Clock genes in pancreatic disease progression: from circadian regulation to dysfunction.

[BACKGROUND] Circadian rhythms, governed by core clock genes, are essential for maintaining metabolic, endocrine, and immune homeostasis. Disruption of these rhythms has been increasingly implicated in the pathogenesis of various pancreatic diseases.

[OBJECTIVE] This review summarizes current evidence on the role of circadian rhythm disruption in pancreatic diseases, including type 2 diabetes (T2D), type 1 diabetes (T1D), pancreatitis, and pancreatic cancer (PC), with a focus on underlying mechanisms involving clock gene dysregulation.

[RECENT FINDINGS] In T2D, dampened oscillations of clock gene expression in pancreatic islets are associated with impaired insulin secretion and loss of cellular synchrony. In T1D, circadian dysregulation enhances immune activation and reduces β-cell tolerance, accelerating disease progression.
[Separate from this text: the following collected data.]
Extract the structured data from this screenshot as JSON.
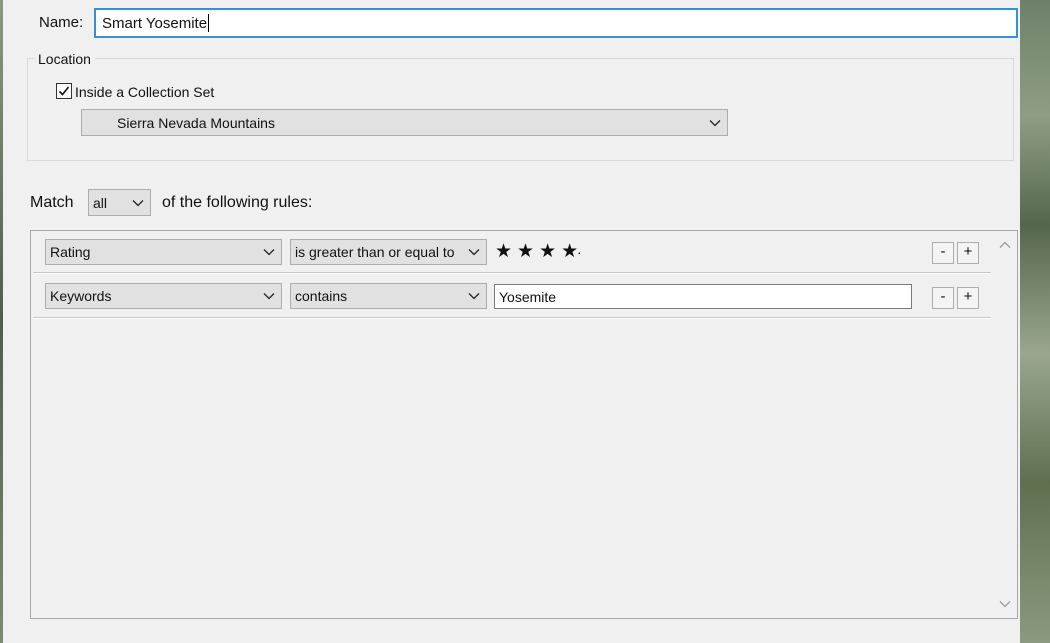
{
  "form": {
    "name_label": "Name:",
    "name_value": "Smart Yosemite",
    "location_label": "Location",
    "inside_set_label": "Inside a Collection Set",
    "inside_set_checked": true,
    "collection_set_value": "Sierra Nevada Mountains",
    "match_label": "Match",
    "match_value": "all",
    "following_label": "of the following rules:"
  },
  "rules": [
    {
      "field": "Rating",
      "operator": "is greater than or equal to",
      "stars": "★★★★",
      "star_placeholder": "·",
      "rating": 4,
      "remove_label": "-",
      "add_label": "+"
    },
    {
      "field": "Keywords",
      "operator": "contains",
      "value": "Yosemite",
      "remove_label": "-",
      "add_label": "+"
    }
  ],
  "icons": {
    "checkbox": "checkmark-icon",
    "dropdown": "chevron-down-icon",
    "scroll_up": "chevron-up-icon",
    "scroll_down": "chevron-down-icon"
  }
}
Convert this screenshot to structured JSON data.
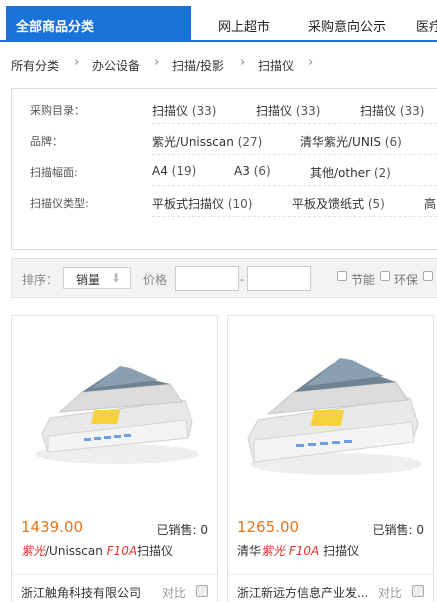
{
  "nav": {
    "all_categories": "全部商品分类",
    "links": [
      "网上超市",
      "采购意向公示",
      "医疗"
    ]
  },
  "breadcrumb": [
    "所有分类",
    "办公设备",
    "扫描/投影",
    "扫描仪"
  ],
  "filters": {
    "catalog": {
      "label": "采购目录：",
      "options": [
        {
          "name": "扫描仪",
          "count": "(33)"
        },
        {
          "name": "扫描仪",
          "count": "(33)"
        },
        {
          "name": "扫描仪",
          "count": "(33)"
        }
      ]
    },
    "brand": {
      "label": "品牌：",
      "options": [
        {
          "name": "紫光/Unisscan",
          "count": "(27)"
        },
        {
          "name": "清华紫光/UNIS",
          "count": "(6)"
        }
      ]
    },
    "width": {
      "label": "扫描幅面:",
      "options": [
        {
          "name": "A4",
          "count": "(19)"
        },
        {
          "name": "A3",
          "count": "(6)"
        },
        {
          "name": "其他/other",
          "count": "(2)"
        }
      ]
    },
    "type": {
      "label": "扫描仪类型:",
      "options": [
        {
          "name": "平板式扫描仪",
          "count": "(10)"
        },
        {
          "name": "平板及馈纸式",
          "count": "(5)"
        },
        {
          "name": "高",
          "count": ""
        }
      ]
    }
  },
  "sortbar": {
    "sort_label": "排序：",
    "sort_value": "销量",
    "price_label": "价格",
    "price_dash": "-",
    "checks": [
      "节能",
      "环保"
    ]
  },
  "products": [
    {
      "price": "1439.00",
      "sold": "已销售: 0",
      "title_hl1": "紫光",
      "title_mid": "/Unisscan ",
      "title_hl2": "F10A",
      "title_end": "扫描仪",
      "vendor": "浙江触角科技有限公司",
      "compare": "对比"
    },
    {
      "price": "1265.00",
      "sold": "已销售: 0",
      "title_pre": "清华",
      "title_hl1": "紫光",
      "title_mid": " ",
      "title_hl2": "F10A",
      "title_end": " 扫描仪",
      "vendor": "浙江新远方信息产业发...",
      "compare": "对比"
    }
  ],
  "colors": {
    "brand_blue": "#1a73d9",
    "price_orange": "#e8741b",
    "highlight_red": "#e03434"
  }
}
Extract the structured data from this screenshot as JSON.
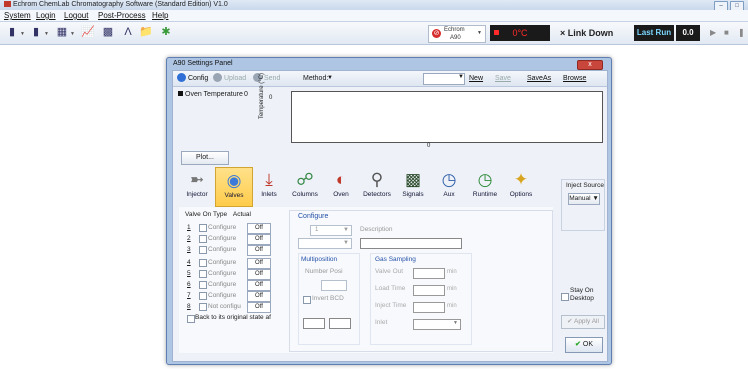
{
  "app": {
    "title": "Echrom ChemLab Chromatography Software (Standard Edition) V1.0",
    "window_controls": [
      "–",
      "□"
    ]
  },
  "menu": [
    "System",
    "Login",
    "Logout",
    "Post-Process",
    "Help"
  ],
  "toolbar": {
    "instrument_name": "Echrom",
    "instrument_model": "A90",
    "temperature": "0°C",
    "link_status": "× Link Down",
    "last_run_label": "Last Run",
    "last_run_value": "0.0"
  },
  "dialog": {
    "title": "A90 Settings Panel",
    "close_label": "x",
    "tabs": [
      {
        "label": "Config",
        "icon": "info-icon"
      },
      {
        "label": "Upload",
        "icon": "upload-icon"
      },
      {
        "label": "Send",
        "icon": "send-icon"
      }
    ],
    "method_label": "Method:",
    "method_value": "",
    "actions": {
      "new": "New",
      "save": "Save",
      "save_as": "SaveAs",
      "browse": "Browse"
    },
    "oven": {
      "label": "Oven Temperature",
      "range_min": "0",
      "y_axis_label": "Temperature (°C)",
      "y_value": "0",
      "x_value": "0"
    },
    "plot_button": "Plot...",
    "categories": [
      "Injector",
      "Valves",
      "Inlets",
      "Columns",
      "Oven",
      "Detectors",
      "Signals",
      "Aux",
      "Runtime",
      "Options"
    ],
    "active_category": "Valves",
    "inject_source": {
      "title": "Inject Source",
      "value": "Manual"
    },
    "valves": {
      "headers": {
        "valve_on": "Valve On",
        "type": "Type",
        "actual": "Actual"
      },
      "rows": [
        {
          "num": "1",
          "type": "Configure",
          "actual": "Off"
        },
        {
          "num": "2",
          "type": "Configure",
          "actual": "Off"
        },
        {
          "num": "3",
          "type": "Configure",
          "actual": "Off"
        },
        {
          "num": "4",
          "type": "Configure",
          "actual": "Off"
        },
        {
          "num": "5",
          "type": "Configure",
          "actual": "Off"
        },
        {
          "num": "6",
          "type": "Configure",
          "actual": "Off"
        },
        {
          "num": "7",
          "type": "Configure",
          "actual": "Off"
        },
        {
          "num": "8",
          "type": "Not configu",
          "actual": "Off"
        }
      ],
      "back_label": "Back to its original state af"
    },
    "configure": {
      "title": "Configure",
      "valve_value": "1",
      "description_label": "Description",
      "multiposition": {
        "title": "Multiposition",
        "number_label": "Number Posi",
        "bcd_label": "Invert BCD"
      },
      "gas_sampling": {
        "title": "Gas Sampling",
        "rows": [
          {
            "label": "Valve Out",
            "unit": "min"
          },
          {
            "label": "Load Time",
            "unit": "min"
          },
          {
            "label": "Inject Time",
            "unit": "min"
          },
          {
            "label": "Inlet",
            "unit": ""
          }
        ]
      }
    },
    "stay_on_desktop": "Stay On Desktop",
    "apply_button": "Apply All",
    "ok_button": "OK"
  }
}
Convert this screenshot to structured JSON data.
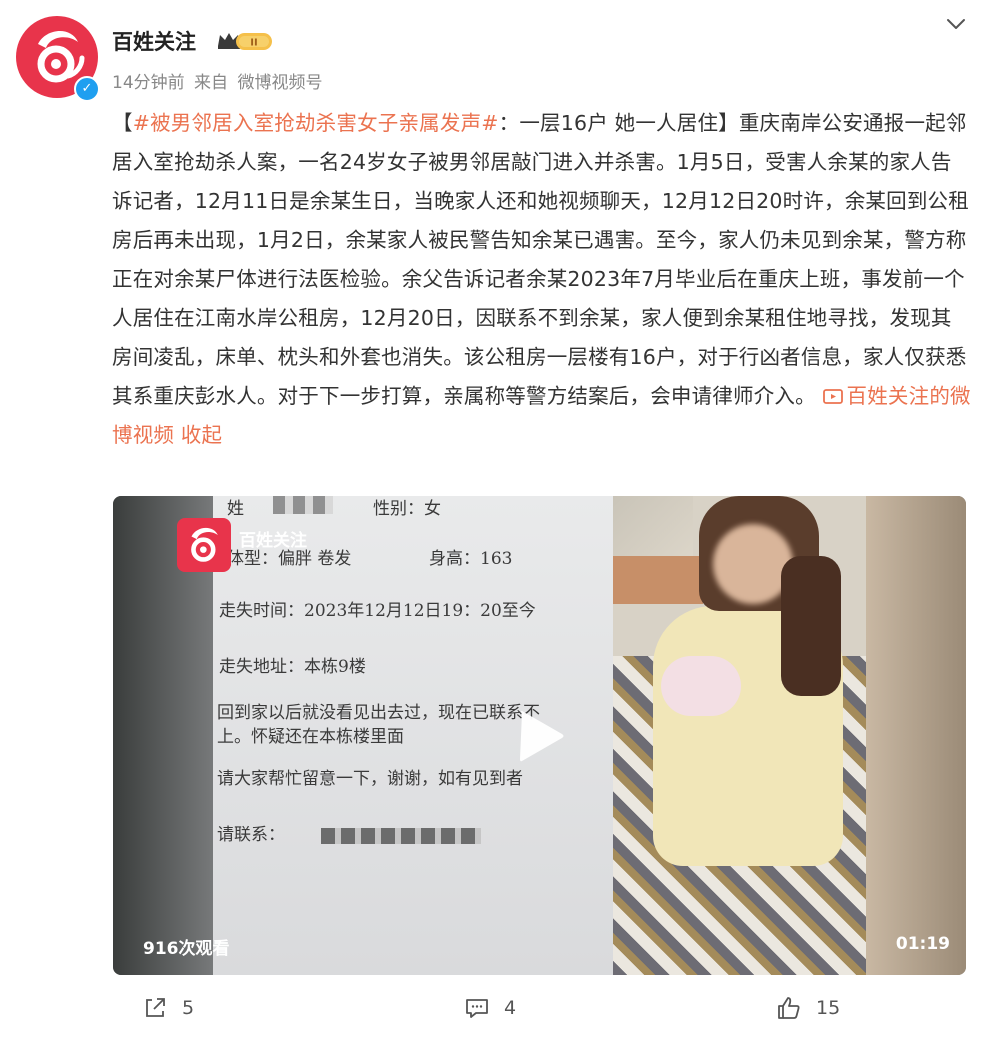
{
  "user": {
    "name": "百姓关注",
    "vip_level": "II",
    "time": "14分钟前",
    "source_prefix": "来自",
    "source": "微博视频号"
  },
  "post": {
    "bracket_open": "【",
    "topic": "#被男邻居入室抢劫杀害女子亲属发声#",
    "headline": "：一层16户 她一人居住】",
    "body": "重庆南岸公安通报一起邻居入室抢劫杀人案，一名24岁女子被男邻居敲门进入并杀害。1月5日，受害人余某的家人告诉记者，12月11日是余某生日，当晚家人还和她视频聊天，12月12日20时许，余某回到公租房后再未出现，1月2日，余某家人被民警告知余某已遇害。至今，家人仍未见到余某，警方称正在对余某尸体进行法医检验。余父告诉记者余某2023年7月毕业后在重庆上班，事发前一个人居住在江南水岸公租房，12月20日，因联系不到余某，家人便到余某租住地寻找，发现其房间凌乱，床单、枕头和外套也消失。该公租房一层楼有16户，对于行凶者信息，家人仅获悉其系重庆彭水人。对于下一步打算，亲属称等警方结案后，会申请律师介入。",
    "video_link": "百姓关注的微博视频",
    "collapse": "收起"
  },
  "video": {
    "logo_text": "百姓关注",
    "doc_lines": [
      "姓",
      "性别：女",
      "体型：偏胖    卷发",
      "身高：163",
      "走失时间：2023年12月12日19：20至今",
      "走失地址：本栋9楼",
      "回到家以后就没看见出去过，现在已联系不",
      "上。怀疑还在本栋楼里面",
      "请大家帮忙留意一下，谢谢，如有见到者",
      "请联系："
    ],
    "views": "916次观看",
    "duration": "01:19"
  },
  "actions": {
    "share_count": "5",
    "comment_count": "4",
    "like_count": "15"
  },
  "colors": {
    "accent": "#eb7350",
    "brand": "#e8344b",
    "verified": "#1f9ff0"
  }
}
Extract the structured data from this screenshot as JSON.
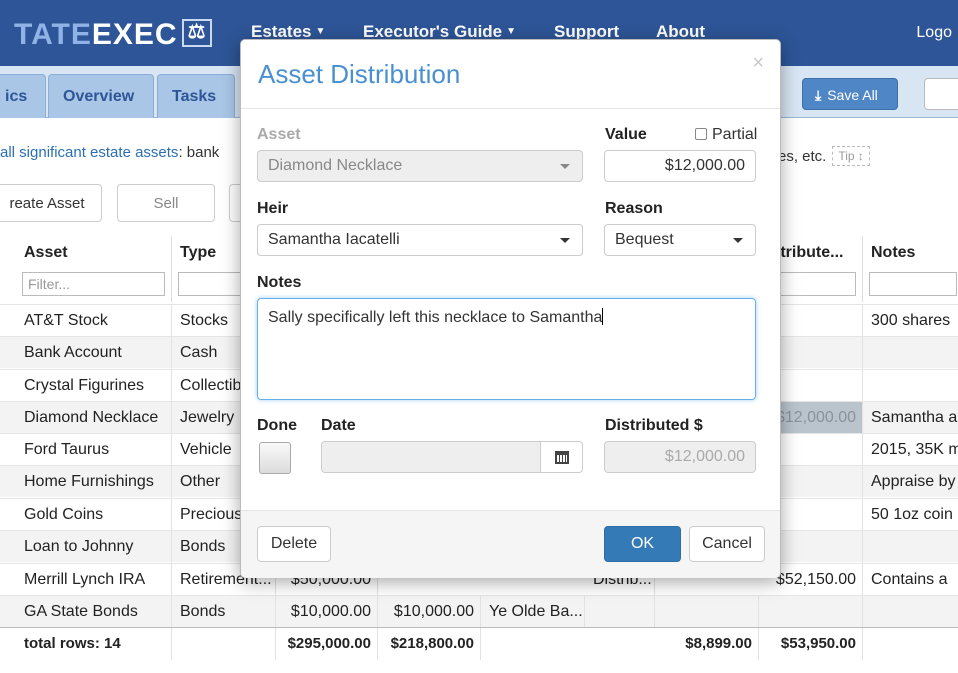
{
  "app": {
    "logo_left": "TATE",
    "logo_right": "EXEC",
    "nav": [
      "Estates",
      "Executor's Guide",
      "Support",
      "About"
    ],
    "logout": "Logo",
    "tabs": [
      "ics",
      "Overview",
      "Tasks"
    ],
    "save_all": "Save All",
    "intro_link": "all significant estate assets",
    "intro_text": ": bank",
    "intro_right": "es, etc.",
    "tip": "Tip",
    "create_asset": "reate Asset",
    "sell": "Sell"
  },
  "grid": {
    "columns": [
      "Asset",
      "Type",
      "istribute...",
      "Notes"
    ],
    "filter_placeholder": "Filter...",
    "filter_distributed": "<",
    "rows": [
      {
        "asset": "AT&T Stock",
        "type": "Stocks",
        "c1": "",
        "c2": "",
        "c3": "",
        "c4": "",
        "c5": "",
        "dist": "",
        "notes": "300 shares"
      },
      {
        "asset": "Bank Account",
        "type": "Cash",
        "c1": "",
        "c2": "",
        "c3": "",
        "c4": "",
        "c5": "",
        "dist": "",
        "notes": ""
      },
      {
        "asset": "Crystal Figurines",
        "type": "Collectib",
        "c1": "",
        "c2": "",
        "c3": "",
        "c4": "",
        "c5": "",
        "dist": "",
        "notes": ""
      },
      {
        "asset": "Diamond Necklace",
        "type": "Jewelry",
        "c1": "",
        "c2": "",
        "c3": "",
        "c4": "",
        "c5": "",
        "dist": "$12,000.00",
        "notes": "Samantha a"
      },
      {
        "asset": "Ford Taurus",
        "type": "Vehicle",
        "c1": "",
        "c2": "",
        "c3": "",
        "c4": "",
        "c5": "",
        "dist": "",
        "notes": "2015, 35K m"
      },
      {
        "asset": "Home Furnishings",
        "type": "Other",
        "c1": "",
        "c2": "",
        "c3": "",
        "c4": "",
        "c5": "",
        "dist": "",
        "notes": "Appraise by"
      },
      {
        "asset": "Gold Coins",
        "type": "Precious",
        "c1": "",
        "c2": "",
        "c3": "",
        "c4": "",
        "c5": "",
        "dist": "",
        "notes": "50 1oz coin"
      },
      {
        "asset": "Loan to Johnny",
        "type": "Bonds",
        "c1": "",
        "c2": "",
        "c3": "",
        "c4": "",
        "c5": "",
        "dist": "",
        "notes": ""
      },
      {
        "asset": "Merrill Lynch IRA",
        "type": "Retirement...",
        "c1": "$50,000.00",
        "c2": "",
        "c3": "",
        "c4": "Distrib...",
        "c5": "",
        "dist": "$52,150.00",
        "notes": "Contains a"
      },
      {
        "asset": "GA State Bonds",
        "type": "Bonds",
        "c1": "$10,000.00",
        "c2": "$10,000.00",
        "c3": "Ye Olde Ba...",
        "c4": "",
        "c5": "",
        "dist": "",
        "notes": ""
      }
    ],
    "totals": {
      "label": "total rows: 14",
      "c1": "$295,000.00",
      "c2": "$218,800.00",
      "c5": "$8,899.00",
      "dist": "$53,950.00"
    }
  },
  "modal": {
    "title": "Asset Distribution",
    "close": "×",
    "asset_label": "Asset",
    "asset_value": "Diamond Necklace",
    "value_label": "Value",
    "partial_label": "Partial",
    "value": "$12,000.00",
    "heir_label": "Heir",
    "heir_value": "Samantha Iacatelli",
    "reason_label": "Reason",
    "reason_value": "Bequest",
    "notes_label": "Notes",
    "notes_value": "Sally specifically left this necklace to Samantha",
    "done_label": "Done",
    "date_label": "Date",
    "distributed_label": "Distributed $",
    "distributed_value": "$12,000.00",
    "delete": "Delete",
    "ok": "OK",
    "cancel": "Cancel"
  }
}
In pancreatitis, especially in chronic forms, loss of core clock components such as Bmal1 exacerbates pancreatic stellate cell activation, fibrosis, and inflammatory cytokine release. Additionally, circadian disruption has been linked to pancreatic tumorigenesis, suggesting a potential role of clock genes in early cancer development through modulation of the inflammatory microenvironment and stromal remodeling.

[CONCLUSION] Circadian clock genes play a multifaceted role in pancreatic disease pathophysiology, extending beyond metabolic regulation to influence immune responses, inflammation, and tumorigenesis. Understanding these mechanisms may inform the development of novel circadian-based therapeutic strategies for pancreatic disorders.